My time as an undergraduate student at the University of Miami will soon be in my rearview mirror. This semester has sped past me and unfortunately, I haven’t found the time to contribute to this paper as much as I would’ve liked. I wanted my last piece to reflect some valuable parting words— perhaps about the importance of enjoying the classes you take, about the value in talking to professors that inspire you, or about embracing uncertainty if you’re unsure about your future career path. Instead, for my final column, I’ve chosen to write about the importance of storytelling— an act that most people (to varying degrees) participate in, yet appears to be a vanishing aspect of everyday family life.
Growing up, I remember thinking that my family was the most interesting group of people in the world. The stories from my paternal grandmother would transport me to 1950s rural Cuba. I would listen attentively as she spoke about her eight siblings, loving parents and very humble upbringing. Her knack for storytelling overwhelmed my impressionable and imaginative young mind. My paternal grandfather would similarly recount stories about growing up on a farm, being raised by his strict, sometimes overly-harsh dad and ultimately moving away from home to get a better education as an adolescent.

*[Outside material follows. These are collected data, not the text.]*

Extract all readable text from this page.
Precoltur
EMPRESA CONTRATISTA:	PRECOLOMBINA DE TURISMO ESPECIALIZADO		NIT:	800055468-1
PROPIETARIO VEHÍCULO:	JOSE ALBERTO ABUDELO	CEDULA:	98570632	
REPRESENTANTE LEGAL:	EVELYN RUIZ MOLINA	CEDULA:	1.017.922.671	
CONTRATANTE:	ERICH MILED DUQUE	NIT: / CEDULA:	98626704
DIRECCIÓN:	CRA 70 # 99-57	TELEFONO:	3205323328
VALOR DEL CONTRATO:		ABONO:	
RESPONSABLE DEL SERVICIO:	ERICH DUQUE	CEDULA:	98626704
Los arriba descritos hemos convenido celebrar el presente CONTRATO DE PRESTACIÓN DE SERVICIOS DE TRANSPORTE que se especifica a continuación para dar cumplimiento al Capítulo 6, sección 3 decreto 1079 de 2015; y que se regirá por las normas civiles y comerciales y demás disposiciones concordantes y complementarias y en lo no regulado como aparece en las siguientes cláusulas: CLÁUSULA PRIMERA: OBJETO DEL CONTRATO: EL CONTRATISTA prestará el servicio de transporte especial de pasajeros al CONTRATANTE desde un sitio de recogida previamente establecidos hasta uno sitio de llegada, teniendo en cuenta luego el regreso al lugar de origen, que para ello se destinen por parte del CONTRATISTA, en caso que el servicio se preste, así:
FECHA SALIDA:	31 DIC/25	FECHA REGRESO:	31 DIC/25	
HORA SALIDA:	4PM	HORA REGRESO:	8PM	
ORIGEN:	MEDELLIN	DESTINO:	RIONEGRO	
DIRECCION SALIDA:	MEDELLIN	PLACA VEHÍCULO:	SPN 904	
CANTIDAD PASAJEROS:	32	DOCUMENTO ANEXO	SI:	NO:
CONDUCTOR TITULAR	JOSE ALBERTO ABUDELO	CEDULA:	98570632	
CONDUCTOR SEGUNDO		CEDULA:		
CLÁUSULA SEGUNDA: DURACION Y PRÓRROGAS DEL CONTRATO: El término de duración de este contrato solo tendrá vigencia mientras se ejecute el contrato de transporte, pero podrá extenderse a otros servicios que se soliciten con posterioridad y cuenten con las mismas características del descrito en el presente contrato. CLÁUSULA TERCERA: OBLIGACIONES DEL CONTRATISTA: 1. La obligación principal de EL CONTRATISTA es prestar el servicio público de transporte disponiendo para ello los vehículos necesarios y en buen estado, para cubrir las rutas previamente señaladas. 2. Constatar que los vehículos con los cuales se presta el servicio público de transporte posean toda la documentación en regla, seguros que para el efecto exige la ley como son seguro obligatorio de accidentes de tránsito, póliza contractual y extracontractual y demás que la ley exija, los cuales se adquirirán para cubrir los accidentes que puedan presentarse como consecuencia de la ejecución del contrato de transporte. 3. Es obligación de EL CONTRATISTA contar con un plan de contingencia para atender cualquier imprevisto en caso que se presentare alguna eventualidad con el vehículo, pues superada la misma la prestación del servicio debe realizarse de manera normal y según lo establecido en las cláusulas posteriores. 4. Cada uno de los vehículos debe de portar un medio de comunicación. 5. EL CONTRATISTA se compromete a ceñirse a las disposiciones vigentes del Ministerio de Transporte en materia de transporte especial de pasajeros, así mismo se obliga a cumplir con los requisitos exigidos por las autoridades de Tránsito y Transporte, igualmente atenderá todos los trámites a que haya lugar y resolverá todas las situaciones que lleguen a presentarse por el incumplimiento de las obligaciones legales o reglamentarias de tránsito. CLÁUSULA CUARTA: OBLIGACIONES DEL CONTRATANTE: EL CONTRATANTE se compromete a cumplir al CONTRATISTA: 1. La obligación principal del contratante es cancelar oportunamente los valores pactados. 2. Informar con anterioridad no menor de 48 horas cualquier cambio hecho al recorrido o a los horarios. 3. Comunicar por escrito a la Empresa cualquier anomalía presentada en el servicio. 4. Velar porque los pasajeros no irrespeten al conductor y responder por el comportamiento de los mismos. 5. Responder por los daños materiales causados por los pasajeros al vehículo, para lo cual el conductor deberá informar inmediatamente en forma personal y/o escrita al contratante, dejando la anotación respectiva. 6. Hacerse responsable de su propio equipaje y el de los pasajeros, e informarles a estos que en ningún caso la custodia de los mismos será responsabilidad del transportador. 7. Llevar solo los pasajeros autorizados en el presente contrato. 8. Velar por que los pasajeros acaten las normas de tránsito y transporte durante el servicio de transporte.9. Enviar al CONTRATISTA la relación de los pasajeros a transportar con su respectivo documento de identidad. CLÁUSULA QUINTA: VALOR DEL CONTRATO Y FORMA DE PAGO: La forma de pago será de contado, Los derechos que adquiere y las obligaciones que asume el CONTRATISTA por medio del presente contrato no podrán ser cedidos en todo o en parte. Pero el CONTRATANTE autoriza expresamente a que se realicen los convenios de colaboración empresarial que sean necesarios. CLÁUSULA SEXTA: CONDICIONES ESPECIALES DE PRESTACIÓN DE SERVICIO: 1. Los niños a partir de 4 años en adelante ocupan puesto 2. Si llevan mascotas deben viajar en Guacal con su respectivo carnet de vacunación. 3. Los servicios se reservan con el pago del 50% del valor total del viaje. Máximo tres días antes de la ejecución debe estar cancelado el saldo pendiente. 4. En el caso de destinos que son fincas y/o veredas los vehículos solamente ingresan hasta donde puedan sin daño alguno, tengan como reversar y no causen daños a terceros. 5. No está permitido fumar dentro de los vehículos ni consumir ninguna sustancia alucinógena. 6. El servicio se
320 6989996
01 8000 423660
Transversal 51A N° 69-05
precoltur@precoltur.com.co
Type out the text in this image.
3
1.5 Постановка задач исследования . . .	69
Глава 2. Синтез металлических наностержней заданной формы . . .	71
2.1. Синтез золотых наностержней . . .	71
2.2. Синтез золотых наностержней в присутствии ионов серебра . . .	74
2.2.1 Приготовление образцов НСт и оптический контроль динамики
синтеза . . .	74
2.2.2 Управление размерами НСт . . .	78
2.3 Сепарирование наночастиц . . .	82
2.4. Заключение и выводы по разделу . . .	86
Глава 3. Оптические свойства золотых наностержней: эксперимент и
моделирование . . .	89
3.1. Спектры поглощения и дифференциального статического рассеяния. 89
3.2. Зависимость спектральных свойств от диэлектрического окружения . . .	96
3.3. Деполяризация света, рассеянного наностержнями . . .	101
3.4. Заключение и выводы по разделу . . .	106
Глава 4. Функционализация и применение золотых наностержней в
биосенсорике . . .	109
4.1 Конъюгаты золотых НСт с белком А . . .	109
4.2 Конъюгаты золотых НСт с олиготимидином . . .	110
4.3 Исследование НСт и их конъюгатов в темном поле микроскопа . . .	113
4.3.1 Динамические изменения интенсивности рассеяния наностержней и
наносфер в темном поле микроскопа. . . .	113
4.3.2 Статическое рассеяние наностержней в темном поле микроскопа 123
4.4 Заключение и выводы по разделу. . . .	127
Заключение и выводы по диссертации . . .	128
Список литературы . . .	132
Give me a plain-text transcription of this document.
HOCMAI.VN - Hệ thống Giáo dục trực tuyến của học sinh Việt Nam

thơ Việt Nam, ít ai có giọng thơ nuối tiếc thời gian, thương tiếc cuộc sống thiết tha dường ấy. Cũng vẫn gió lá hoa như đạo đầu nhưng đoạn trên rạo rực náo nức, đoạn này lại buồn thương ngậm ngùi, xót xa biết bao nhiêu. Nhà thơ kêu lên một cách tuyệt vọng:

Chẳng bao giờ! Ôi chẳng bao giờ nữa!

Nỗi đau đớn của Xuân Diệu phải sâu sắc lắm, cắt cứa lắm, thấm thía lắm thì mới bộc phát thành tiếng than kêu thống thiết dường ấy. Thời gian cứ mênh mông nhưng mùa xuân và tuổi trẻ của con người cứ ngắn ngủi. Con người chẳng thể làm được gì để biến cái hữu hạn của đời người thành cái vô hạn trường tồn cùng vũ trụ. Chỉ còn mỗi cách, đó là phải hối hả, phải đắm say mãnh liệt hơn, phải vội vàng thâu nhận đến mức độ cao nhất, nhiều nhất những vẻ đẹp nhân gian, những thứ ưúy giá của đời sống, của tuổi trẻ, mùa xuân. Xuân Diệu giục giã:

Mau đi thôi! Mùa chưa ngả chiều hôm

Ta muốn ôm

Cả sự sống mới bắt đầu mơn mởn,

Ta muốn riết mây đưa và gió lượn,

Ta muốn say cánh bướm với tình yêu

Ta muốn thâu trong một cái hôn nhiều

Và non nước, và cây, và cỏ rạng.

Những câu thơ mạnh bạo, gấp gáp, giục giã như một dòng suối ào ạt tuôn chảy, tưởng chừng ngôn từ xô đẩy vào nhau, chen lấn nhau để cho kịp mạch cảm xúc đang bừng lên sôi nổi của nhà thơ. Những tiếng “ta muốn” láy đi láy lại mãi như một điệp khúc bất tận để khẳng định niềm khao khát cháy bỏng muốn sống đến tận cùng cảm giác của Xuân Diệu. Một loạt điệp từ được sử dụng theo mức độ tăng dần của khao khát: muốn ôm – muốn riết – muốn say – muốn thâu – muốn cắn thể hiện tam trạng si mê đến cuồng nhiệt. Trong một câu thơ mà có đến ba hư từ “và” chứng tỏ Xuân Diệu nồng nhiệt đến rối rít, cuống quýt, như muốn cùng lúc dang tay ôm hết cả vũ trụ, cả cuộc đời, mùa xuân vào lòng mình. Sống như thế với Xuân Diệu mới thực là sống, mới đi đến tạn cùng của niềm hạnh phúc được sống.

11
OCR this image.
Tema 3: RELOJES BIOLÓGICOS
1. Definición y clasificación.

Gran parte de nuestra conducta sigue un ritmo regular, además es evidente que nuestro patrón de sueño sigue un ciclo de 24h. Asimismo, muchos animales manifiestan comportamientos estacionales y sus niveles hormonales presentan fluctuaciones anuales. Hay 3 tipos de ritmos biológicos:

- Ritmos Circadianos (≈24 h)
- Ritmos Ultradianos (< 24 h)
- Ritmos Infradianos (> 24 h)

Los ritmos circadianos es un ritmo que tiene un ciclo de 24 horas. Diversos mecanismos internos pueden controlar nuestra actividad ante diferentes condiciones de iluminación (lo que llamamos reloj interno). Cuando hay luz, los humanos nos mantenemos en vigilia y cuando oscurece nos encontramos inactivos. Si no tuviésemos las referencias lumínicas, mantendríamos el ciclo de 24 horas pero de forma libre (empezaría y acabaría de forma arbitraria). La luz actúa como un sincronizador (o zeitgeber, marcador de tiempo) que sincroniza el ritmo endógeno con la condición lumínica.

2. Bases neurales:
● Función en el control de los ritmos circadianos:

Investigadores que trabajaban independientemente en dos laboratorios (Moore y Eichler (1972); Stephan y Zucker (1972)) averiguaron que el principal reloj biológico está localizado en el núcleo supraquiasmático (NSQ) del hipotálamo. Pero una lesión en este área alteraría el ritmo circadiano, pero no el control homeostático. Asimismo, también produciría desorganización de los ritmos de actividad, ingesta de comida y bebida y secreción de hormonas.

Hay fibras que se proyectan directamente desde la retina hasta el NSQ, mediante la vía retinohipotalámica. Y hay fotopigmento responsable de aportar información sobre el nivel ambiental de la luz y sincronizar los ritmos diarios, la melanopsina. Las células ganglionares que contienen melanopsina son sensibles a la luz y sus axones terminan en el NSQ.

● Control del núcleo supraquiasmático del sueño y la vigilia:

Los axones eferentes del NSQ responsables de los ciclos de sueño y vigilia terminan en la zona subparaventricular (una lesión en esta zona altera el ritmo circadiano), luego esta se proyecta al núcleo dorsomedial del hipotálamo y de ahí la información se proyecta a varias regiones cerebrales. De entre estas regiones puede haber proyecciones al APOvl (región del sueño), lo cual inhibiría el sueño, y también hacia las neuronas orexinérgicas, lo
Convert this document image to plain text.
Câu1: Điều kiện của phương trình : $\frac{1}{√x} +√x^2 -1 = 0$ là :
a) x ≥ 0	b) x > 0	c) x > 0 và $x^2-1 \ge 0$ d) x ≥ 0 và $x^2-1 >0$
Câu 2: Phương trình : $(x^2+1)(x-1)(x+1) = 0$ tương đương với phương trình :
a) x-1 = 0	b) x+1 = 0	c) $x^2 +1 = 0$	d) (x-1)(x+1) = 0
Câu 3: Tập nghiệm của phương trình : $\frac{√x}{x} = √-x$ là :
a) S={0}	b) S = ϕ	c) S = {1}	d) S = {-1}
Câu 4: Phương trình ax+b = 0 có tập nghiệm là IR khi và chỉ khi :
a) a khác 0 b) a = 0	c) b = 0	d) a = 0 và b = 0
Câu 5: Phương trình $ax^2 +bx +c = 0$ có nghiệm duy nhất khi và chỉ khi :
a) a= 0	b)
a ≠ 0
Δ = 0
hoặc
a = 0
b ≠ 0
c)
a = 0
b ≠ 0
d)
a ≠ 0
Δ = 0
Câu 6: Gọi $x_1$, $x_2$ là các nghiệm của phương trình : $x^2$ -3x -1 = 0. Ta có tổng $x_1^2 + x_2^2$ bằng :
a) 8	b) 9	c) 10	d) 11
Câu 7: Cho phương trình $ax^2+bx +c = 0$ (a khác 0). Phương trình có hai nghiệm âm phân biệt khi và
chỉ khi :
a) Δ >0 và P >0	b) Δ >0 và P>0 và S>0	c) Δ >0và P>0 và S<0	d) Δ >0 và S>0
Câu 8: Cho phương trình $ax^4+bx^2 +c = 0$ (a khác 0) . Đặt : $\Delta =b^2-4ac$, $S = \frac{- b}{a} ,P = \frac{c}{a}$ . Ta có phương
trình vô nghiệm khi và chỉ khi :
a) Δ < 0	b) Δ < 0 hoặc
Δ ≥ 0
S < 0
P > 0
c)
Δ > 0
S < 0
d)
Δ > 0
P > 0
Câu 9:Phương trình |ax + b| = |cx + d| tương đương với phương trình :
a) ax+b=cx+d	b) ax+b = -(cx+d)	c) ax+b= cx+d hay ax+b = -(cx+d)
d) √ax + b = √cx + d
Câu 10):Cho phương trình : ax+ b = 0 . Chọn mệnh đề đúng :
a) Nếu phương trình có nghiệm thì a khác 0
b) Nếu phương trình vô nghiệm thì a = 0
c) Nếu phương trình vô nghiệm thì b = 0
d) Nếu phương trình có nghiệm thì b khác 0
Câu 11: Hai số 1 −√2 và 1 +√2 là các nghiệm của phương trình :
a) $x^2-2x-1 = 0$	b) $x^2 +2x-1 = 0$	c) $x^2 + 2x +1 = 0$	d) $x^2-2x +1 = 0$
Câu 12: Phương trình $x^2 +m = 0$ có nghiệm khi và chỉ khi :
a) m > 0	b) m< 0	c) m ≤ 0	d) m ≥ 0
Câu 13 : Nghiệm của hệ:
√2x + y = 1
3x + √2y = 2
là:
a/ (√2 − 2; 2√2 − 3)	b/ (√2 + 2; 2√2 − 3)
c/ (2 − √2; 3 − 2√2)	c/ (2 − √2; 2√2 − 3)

I still relish the moments when these stories come up, and I take every opportunity I get to ask questions, soaking up as much information as I possibly can. I ask questions primarily because I’m genuinely curious, as I’m sure most people are about their family’s history, but also because a part of me understands that when people are gone, they take their stories with them. There’s something tragic about the way some stories make it across the generational divide, while others are never told or remembered, forever lost.
Last week I read a story by James R. Hagerty, who writes obituaries for the Wall Street Journal. He is currently working on his own— not because he expects to die anytime soon, but because he wants to write his own story while he can, instead of leaving it up to family members “who are almost certain to make a hash of it.” He says that most people can’t describe why their father or mother chose one path in life over another.
Although Hagerty is trying to explain why it’s important for people to write about their own lives (even if no one will ever read their story) I think that his insistence that individuals keep a record of their triumphs and humiliations is rooted in a belief that preserving people’s life stories possesses a kind of inherent value. In that regard, Hagerty and I are sympatico. When I listen to family stories, apart from being enthralled by the details of a country I’m not personally familiar with, I feel an almost stressful compulsion to remember all the details— dates, names, the exact sequence of events.
The more I listen, the more I realize that my life story is intimately tied to the life stories of those around me. I’m extraordinarily lucky to have four living grandparents and two great-grandmothers, and turning down an opportunity to learn more about their history— which is also my own— would be a waste.
My own personal story will surely take its own twists and turns, unforeseeable to me at the moment. Perhaps I’ll find the inspiration or direction I need in listening to the life experiences of those I love the most. My intent isn’t to be overly sentimental, but I know that it’s easy for young students (myself included) to get caught up with trying to balance school, work, family and social life.
When you get to go back home for the holidays, or when you find a few spare minutes as you’re making your way to your next class, give your parents, grandparents, aunts, uncles or cousins a call. Ask them to tell you a story. I promise you won’t regret it.
Alexandra Diaz is a senior majoring in political science and women’s and gender studies.